A pulled hamstring forced the 24-year-old first baseman to his new position. If Matty Alou, batting third for the Yankees, didn’t stroke a two-out double in the first inning, the Red Sox Orlando Cepeda, the first player signed specifically for DH duty, would have made the history books.  Although the Red Sox won the game 15-5, Cepeda, the prototype DH, went 0-for-6, the only Red Sox starter to go hitless.

AL owners hoped the DH would increase offense, give aging sluggers the chance to extend their years of productivity, and increase attendance. The three-year experiment worked. AL teams were scoring more runs, league attendance rose from 11.4 million to 13.4 million, and older stars were extending their careers.

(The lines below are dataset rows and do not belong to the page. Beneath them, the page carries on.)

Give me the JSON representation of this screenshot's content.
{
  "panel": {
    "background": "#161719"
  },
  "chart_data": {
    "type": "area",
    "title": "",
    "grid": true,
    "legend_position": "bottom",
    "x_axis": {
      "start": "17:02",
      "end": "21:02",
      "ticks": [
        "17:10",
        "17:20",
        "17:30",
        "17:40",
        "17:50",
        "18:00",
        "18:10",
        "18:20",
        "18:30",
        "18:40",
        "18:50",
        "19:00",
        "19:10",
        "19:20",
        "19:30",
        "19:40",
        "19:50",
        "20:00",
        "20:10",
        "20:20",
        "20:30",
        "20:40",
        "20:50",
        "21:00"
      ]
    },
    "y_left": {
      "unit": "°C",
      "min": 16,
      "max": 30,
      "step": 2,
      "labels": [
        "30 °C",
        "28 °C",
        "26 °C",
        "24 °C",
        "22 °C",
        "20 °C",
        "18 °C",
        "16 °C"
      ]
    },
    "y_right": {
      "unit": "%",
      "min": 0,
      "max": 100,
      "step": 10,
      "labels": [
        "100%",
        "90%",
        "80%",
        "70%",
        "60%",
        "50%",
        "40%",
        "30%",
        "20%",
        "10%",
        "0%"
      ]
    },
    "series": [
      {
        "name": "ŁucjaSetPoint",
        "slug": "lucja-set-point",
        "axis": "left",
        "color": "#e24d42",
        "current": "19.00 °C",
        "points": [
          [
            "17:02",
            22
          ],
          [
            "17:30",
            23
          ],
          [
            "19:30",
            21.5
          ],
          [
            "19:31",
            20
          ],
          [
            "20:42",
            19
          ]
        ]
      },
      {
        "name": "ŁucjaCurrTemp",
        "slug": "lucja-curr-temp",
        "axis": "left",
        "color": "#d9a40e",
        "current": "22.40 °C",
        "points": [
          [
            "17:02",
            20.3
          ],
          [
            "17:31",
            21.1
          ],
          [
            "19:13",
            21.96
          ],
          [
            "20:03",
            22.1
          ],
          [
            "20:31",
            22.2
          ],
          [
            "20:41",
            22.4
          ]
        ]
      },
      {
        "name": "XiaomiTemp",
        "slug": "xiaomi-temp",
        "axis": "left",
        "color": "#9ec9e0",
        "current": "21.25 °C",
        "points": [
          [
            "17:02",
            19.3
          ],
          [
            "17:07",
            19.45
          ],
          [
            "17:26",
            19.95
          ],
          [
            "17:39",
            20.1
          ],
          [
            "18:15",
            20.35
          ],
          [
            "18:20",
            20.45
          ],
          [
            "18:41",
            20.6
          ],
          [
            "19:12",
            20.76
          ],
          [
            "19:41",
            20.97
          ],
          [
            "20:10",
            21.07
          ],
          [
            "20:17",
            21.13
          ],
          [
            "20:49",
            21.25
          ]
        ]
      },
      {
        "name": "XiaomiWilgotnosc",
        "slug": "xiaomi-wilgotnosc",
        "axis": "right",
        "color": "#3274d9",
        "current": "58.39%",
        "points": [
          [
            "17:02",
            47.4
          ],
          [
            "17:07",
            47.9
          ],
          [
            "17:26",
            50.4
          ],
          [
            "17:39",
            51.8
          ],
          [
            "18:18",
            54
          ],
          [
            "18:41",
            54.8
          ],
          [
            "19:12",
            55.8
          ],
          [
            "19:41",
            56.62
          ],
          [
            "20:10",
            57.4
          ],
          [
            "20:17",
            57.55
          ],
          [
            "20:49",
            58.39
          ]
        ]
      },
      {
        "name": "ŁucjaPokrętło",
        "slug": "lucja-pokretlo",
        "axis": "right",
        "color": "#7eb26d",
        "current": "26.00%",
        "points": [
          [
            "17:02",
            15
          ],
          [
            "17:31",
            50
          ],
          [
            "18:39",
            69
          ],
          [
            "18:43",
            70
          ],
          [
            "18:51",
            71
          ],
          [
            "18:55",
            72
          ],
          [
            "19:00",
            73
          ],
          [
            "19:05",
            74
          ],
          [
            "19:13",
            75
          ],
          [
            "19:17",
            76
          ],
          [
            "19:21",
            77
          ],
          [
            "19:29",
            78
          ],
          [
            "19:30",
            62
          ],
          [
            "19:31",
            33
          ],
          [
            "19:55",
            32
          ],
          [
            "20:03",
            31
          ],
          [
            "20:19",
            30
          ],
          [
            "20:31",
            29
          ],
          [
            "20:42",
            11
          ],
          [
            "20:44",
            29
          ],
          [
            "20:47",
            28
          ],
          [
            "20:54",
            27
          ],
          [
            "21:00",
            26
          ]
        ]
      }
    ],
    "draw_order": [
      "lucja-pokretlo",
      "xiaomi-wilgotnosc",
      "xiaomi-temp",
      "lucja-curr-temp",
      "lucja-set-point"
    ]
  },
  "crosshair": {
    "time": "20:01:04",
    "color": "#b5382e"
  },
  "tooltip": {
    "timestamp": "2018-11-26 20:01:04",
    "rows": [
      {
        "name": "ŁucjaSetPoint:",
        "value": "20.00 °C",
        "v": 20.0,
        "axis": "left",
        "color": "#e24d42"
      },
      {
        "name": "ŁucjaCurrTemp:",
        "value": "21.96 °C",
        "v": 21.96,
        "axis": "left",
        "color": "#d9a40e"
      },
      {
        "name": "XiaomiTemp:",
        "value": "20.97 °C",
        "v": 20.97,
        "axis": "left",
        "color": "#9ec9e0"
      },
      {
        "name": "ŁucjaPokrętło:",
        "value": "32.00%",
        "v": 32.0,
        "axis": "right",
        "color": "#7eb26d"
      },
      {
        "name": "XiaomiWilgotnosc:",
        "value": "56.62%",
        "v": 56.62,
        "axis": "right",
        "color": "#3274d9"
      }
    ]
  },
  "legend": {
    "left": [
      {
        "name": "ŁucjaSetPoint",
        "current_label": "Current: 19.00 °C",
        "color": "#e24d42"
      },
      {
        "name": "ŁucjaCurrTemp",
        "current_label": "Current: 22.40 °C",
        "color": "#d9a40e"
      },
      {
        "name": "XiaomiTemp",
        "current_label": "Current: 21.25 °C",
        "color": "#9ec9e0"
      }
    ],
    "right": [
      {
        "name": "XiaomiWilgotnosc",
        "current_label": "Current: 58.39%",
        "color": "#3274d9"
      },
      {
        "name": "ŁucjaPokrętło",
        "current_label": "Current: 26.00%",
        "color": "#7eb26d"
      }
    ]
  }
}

Cepeda was exactly what the AL owners had in mind when they adopted the DH. The 35-year-old former first baseman entered the season with bad knees and 358 career home runs, and had driven in over 100 runs five times in his career.

In 1973, Cepeda played all of his 142 games at DH for the Red Sox, hitting 20 homers and 86 RBI — excellent power numbers for the time — winning the first Associated Press Designated Hitter Award.

The DH helped sluggers such as Cepeda, the 1958 NL Rookie of the Year with the Giants and the 1967 MVP with the Cardinals, achieve Hall of Fame status. Cepeda, elected by the Veterans Committee in 1999, finished his career with 379 home runs (21 as a DH) and 1,365 RBI.

The DH is now widely accepted and used in some form in most leagues from high school to the majors. The final hurdle to its acceptance as an actual position may be a deservedly wider presence in the Hall of Fame.